UK entry category not requiring a work permit takes effect

Immigration Rules were changed on 09 January, 2006 with several updates. One that becomes effective on 19 June is a new category that does not require a work permit.

Persons affiliated with religious activity that are non-pastoral in nature may qualify, as well as Kirtani performers. Ministers of religion and religious workers that previously required a work permit may now enter and reside in the country without a work permit. Effective 19 June, any work permit applications received for persons in this category will be rejected, and the employer referred to the Immigration and Nationality Enquiry Bureau.

Kirtani performers (sometimes referred to as Kirtani players) are a special category of traditional Sikh religious singers and musicians. Specifically, they have not previously been treated as ministers of religion, and this new designation does not treat them as such. However, they may now be granted an exemption from requiring a work permit, as other general entertainers in culture and religion will continue to need.
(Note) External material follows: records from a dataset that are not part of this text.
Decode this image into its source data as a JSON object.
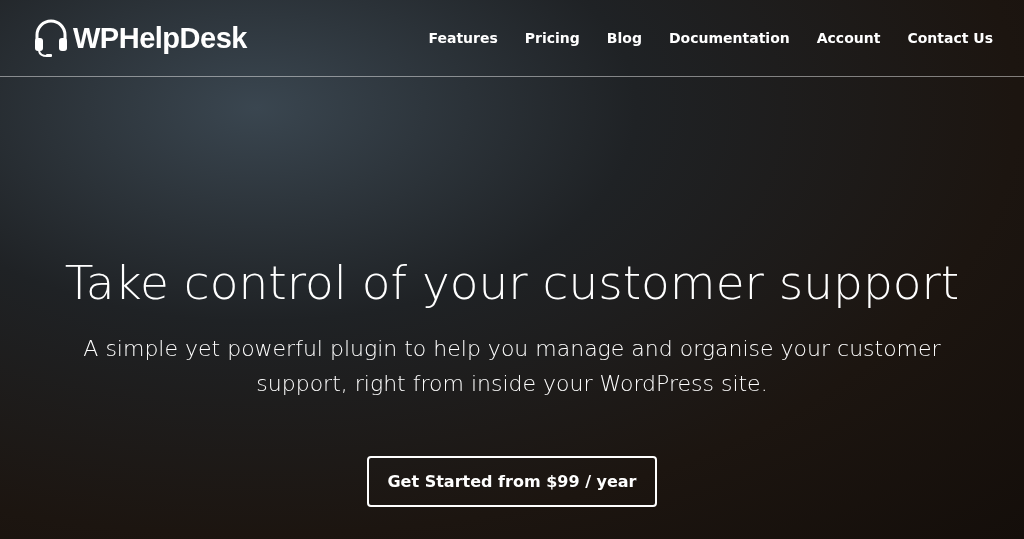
{
  "header": {
    "logo": "WPHelpDesk",
    "nav": [
      "Features",
      "Pricing",
      "Blog",
      "Documentation",
      "Account",
      "Contact Us"
    ]
  },
  "hero": {
    "title": "Take control of your customer support",
    "subtitle": "A simple yet powerful plugin to help you manage and organise your customer support, right from inside your WordPress site.",
    "cta": "Get Started from $99 / year"
  }
}
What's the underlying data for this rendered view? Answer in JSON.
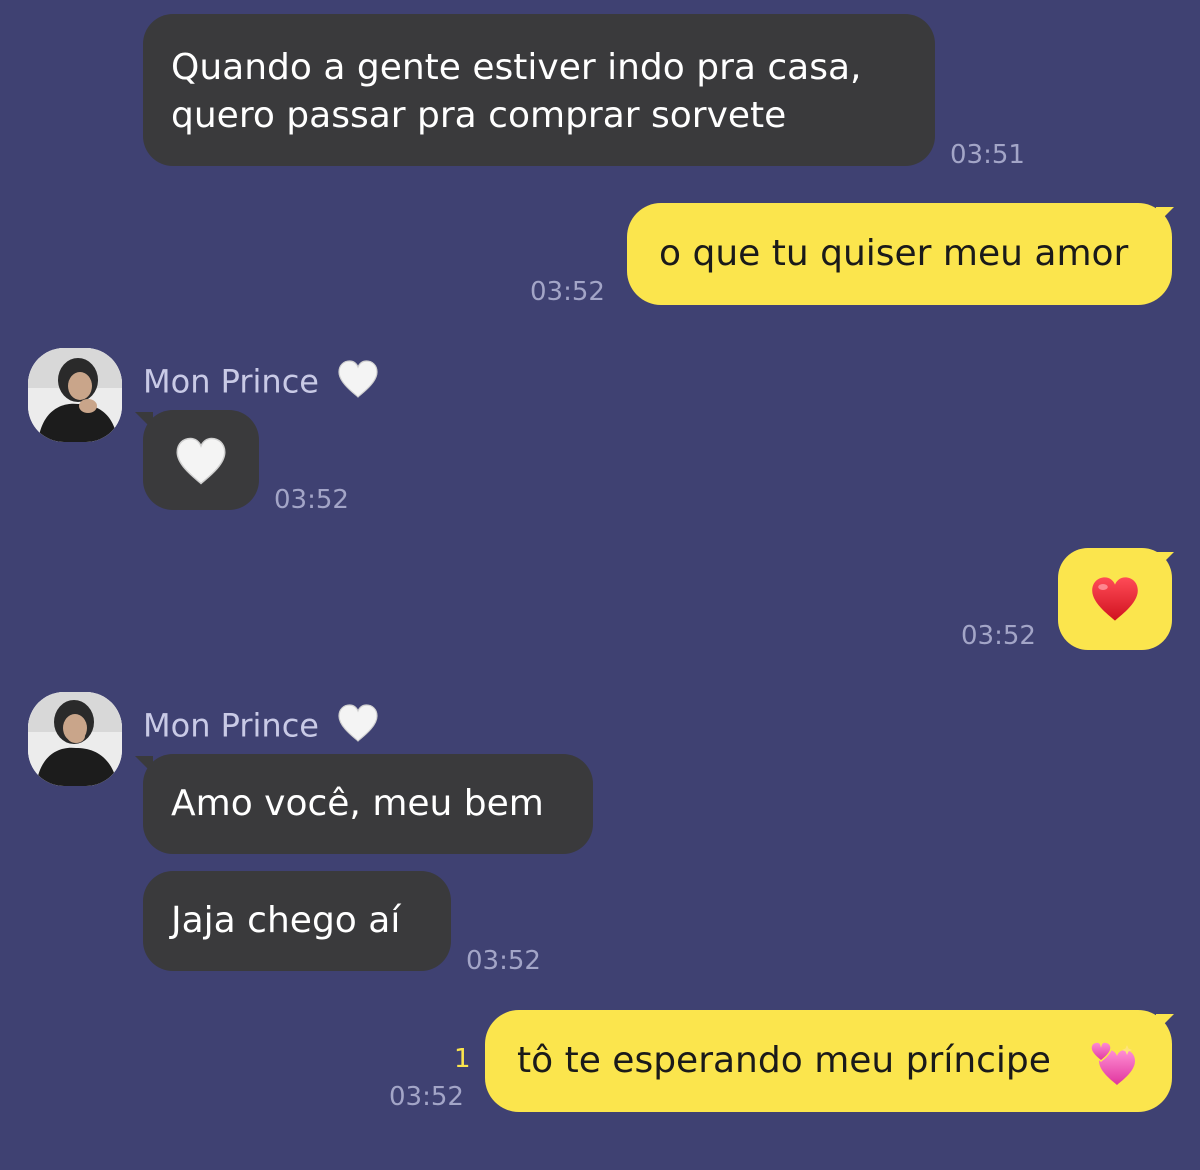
{
  "messages": [
    {
      "side": "in",
      "lines": [
        "Quando a gente estiver indo pra casa,",
        "quero passar pra comprar sorvete"
      ],
      "time": "03:51"
    },
    {
      "side": "out",
      "text": "o que tu quiser meu amor",
      "time": "03:52"
    },
    {
      "side": "in",
      "sender": "Mon Prince",
      "emoji": "white-heart",
      "time": "03:52"
    },
    {
      "side": "out",
      "emoji": "red-heart",
      "time": "03:52"
    },
    {
      "side": "in",
      "sender": "Mon Prince",
      "text": "Amo você, meu bem"
    },
    {
      "side": "in",
      "text": "Jaja chego aí",
      "time": "03:52"
    },
    {
      "side": "out",
      "text": "tô te esperando meu príncipe",
      "emoji": "two-hearts",
      "unread": "1",
      "time": "03:52"
    }
  ],
  "icons": {
    "sender_badge": "white-heart-icon",
    "bubble_emoji_1": "white-heart-icon",
    "bubble_emoji_2": "red-heart-icon",
    "bubble_emoji_3": "revolving-hearts-icon"
  },
  "colors": {
    "background": "#3f4172",
    "incoming_bubble": "#3a3a3c",
    "outgoing_bubble": "#fbe54d",
    "timestamp": "#a3a5c7",
    "unread_count": "#fbe54d"
  }
}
There is no change for other religious performers, who must continue to submit work permit applications as has been required for some time now.

This change, announced originally in December, 2005, allows religious workers in non-pastoral roles to come to the UK to work for up to two years. Workers whose duties include performing religious rites - such as reading the scriptures aloud or tending to the deities - will be eligible, but preaching to a congregation or similar activity will not.

They will not be required to speak English, and they also will not be eligible for permanent settlement in the UK. They may not act as a Minister of Religion, Missionary, Member of a Religious Order or in any similar capacity in order to avoid this new category being used to circumvent existing rules.

Quoted as per the original announcement, 19 December, 2005:

The main provisions of the new immigration category are that the applicant:

• is an established religious worker overseas. Religious workers in non-pastoral roles will be required to have at least one year full time - or the equivalent part time - training or work experience in their faith in the last five years;

• submits a letter from a senior member or representative of the local community who has invited them to the UK confirming that they have genuinely been employed under the terms of this category. It will also specify the duration of employment and leave will be granted for this period up to the maximum available of two years; and

• for religious workers in non-pastoral roles, the letter from their community must also confirm that another member of the religious community speaks English.